Wijziging van omstandigheden:
7. Het hof overweegt voorts als volgt. De man heeft in eerste aanleg een verzoek gedaan tot wijziging van een rechterlijke uitspraak betreffende partneralimentatie op grond van een wijziging van omstandigheden. De man heeft in eerste aanleg gesteld dat hij per 21 maart 2008 (gedeeltelijk) arbeidsongeschikt is geraakt en een verklaring van zijn werkgever overgelegd. Ook heeft hij één salarisstrook overgelegd van april 2008. Gelet op de bestreden beschikking heeft de rechtbank kennelijk geoordeeld dat sprake was van een wijziging van omstandigheden en de man in zijn verzoek ontvangen. De vrouw heeft in hoger beroep betwist dat er sprake is van een wijziging van omstandigheden.

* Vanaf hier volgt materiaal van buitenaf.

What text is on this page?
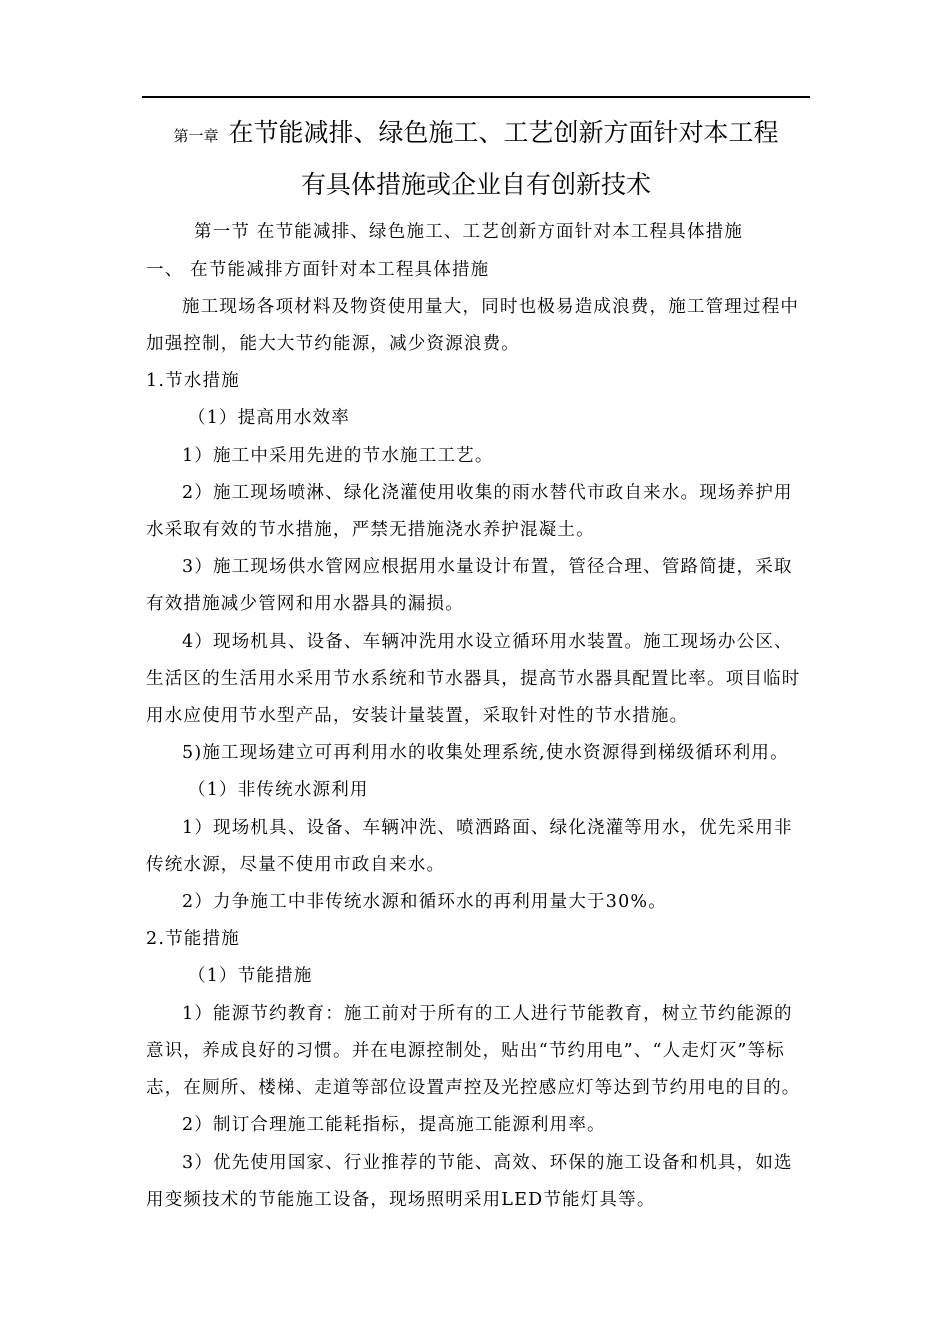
第一章 在节能减排、绿色施工、工艺创新方面针对本工程
有具体措施或企业自有创新技术
第一节 在节能减排、绿色施工、工艺创新方面针对本工程具体措施
一、 在节能减排方面针对本工程具体措施
施工现场各项材料及物资使用量大，同时也极易造成浪费，施工管理过程中
加强控制，能大大节约能源，减少资源浪费。
1.节水措施
（1）提高用水效率
1）施工中采用先进的节水施工工艺。
2）施工现场喷淋、绿化浇灌使用收集的雨水替代市政自来水。现场养护用
水采取有效的节水措施，严禁无措施浇水养护混凝土。
3）施工现场供水管网应根据用水量设计布置，管径合理、管路简捷，采取
有效措施减少管网和用水器具的漏损。
4）现场机具、设备、车辆冲洗用水设立循环用水装置。施工现场办公区、
生活区的生活用水采用节水系统和节水器具，提高节水器具配置比率。项目临时
用水应使用节水型产品，安装计量装置，采取针对性的节水措施。
5)施工现场建立可再利用水的收集处理系统,使水资源得到梯级循环利用。
（1）非传统水源利用
1）现场机具、设备、车辆冲洗、喷洒路面、绿化浇灌等用水，优先采用非
传统水源，尽量不使用市政自来水。
2）力争施工中非传统水源和循环水的再利用量大于30%。
2.节能措施
（1）节能措施
1）能源节约教育：施工前对于所有的工人进行节能教育，树立节约能源的
意识，养成良好的习惯。并在电源控制处，贴出“节约用电”、“人走灯灭”等标
志，在厕所、楼梯、走道等部位设置声控及光控感应灯等达到节约用电的目的。
2）制订合理施工能耗指标，提高施工能源利用率。
3）优先使用国家、行业推荐的节能、高效、环保的施工设备和机具，如选
用变频技术的节能施工设备，现场照明采用LED节能灯具等。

8. Het hof zal beoordelen of er sprake is van een wijziging van omstandigheden op grond waarvan de beschikking van 19 juni 2006 heeft opgehouden aan de wettelijke maatstaven te voldoen. De man heeft in eerste aanleg en in hoger beroep gesteld dat zijn inkomen is gewijzigd doordat hij door een botontsteking (gedeeltelijk) arbeidsongeschikt is geraakt, dat hij een tijd een Ziektewetuitkering heeft ontvangen, en dat hij inmiddels weer aan het werk is, zij het in een andere functie met een lager inkomen. De man laat echter na deze stellingen te onderbouwen met verificatoire bescheiden zoals medische verklaringen omtrent zijn ziekte, of gegevens over – onder meer – zijn inkomsten vóór zijn arbeidsongeschiktheid, de hoogte van zijn ziektewetuitkering, de duur van zijn ziekte, en de hoogte van zijn huidige inkomen en vaste lasten. Naar het oordeel van het hof had het – gezien de gemotiveerde betwisting van de vrouw in hoger beroep – op de weg van de man gelegen om aan te tonen dat zijn inkomsten zijn gedaald, en dat hij de partneralimentatie op grond van zijn genoten inkomsten niet meer kan voldoen. Gelet op het ontbreken van een gemotiveerde en met voornoemde bescheiden en gegevens onderbouwde motivering is het hof niet in staat om te beoordelen of er sprake is van een rechtens relevante wijziging van omstandigheden als bedoeld in artikel 1:401 Burgerlijk Wetboek. Het inleidende verzoek van de man dient dan ook te worden afgewezen. Uit het vorenstaande volgt dat de bestreden beschikking dient te worden vernietigd.
BESLISSING OP HET HOGER BEROEP
Het hof:
vernietigt de bestreden beschikking en, in zoverre opnieuw beschikkende:
wijst het inleidende verzoek van de man alsnog af.
Deze beschikking is gegeven door mrs. Mos-Verstraten, Dusamos en Burgers-Thomassen, bijgestaan door mr. Vergeer-van Zeggeren als griffier, en uitgesproken ter openbare terechtzitting van 16 december 2009.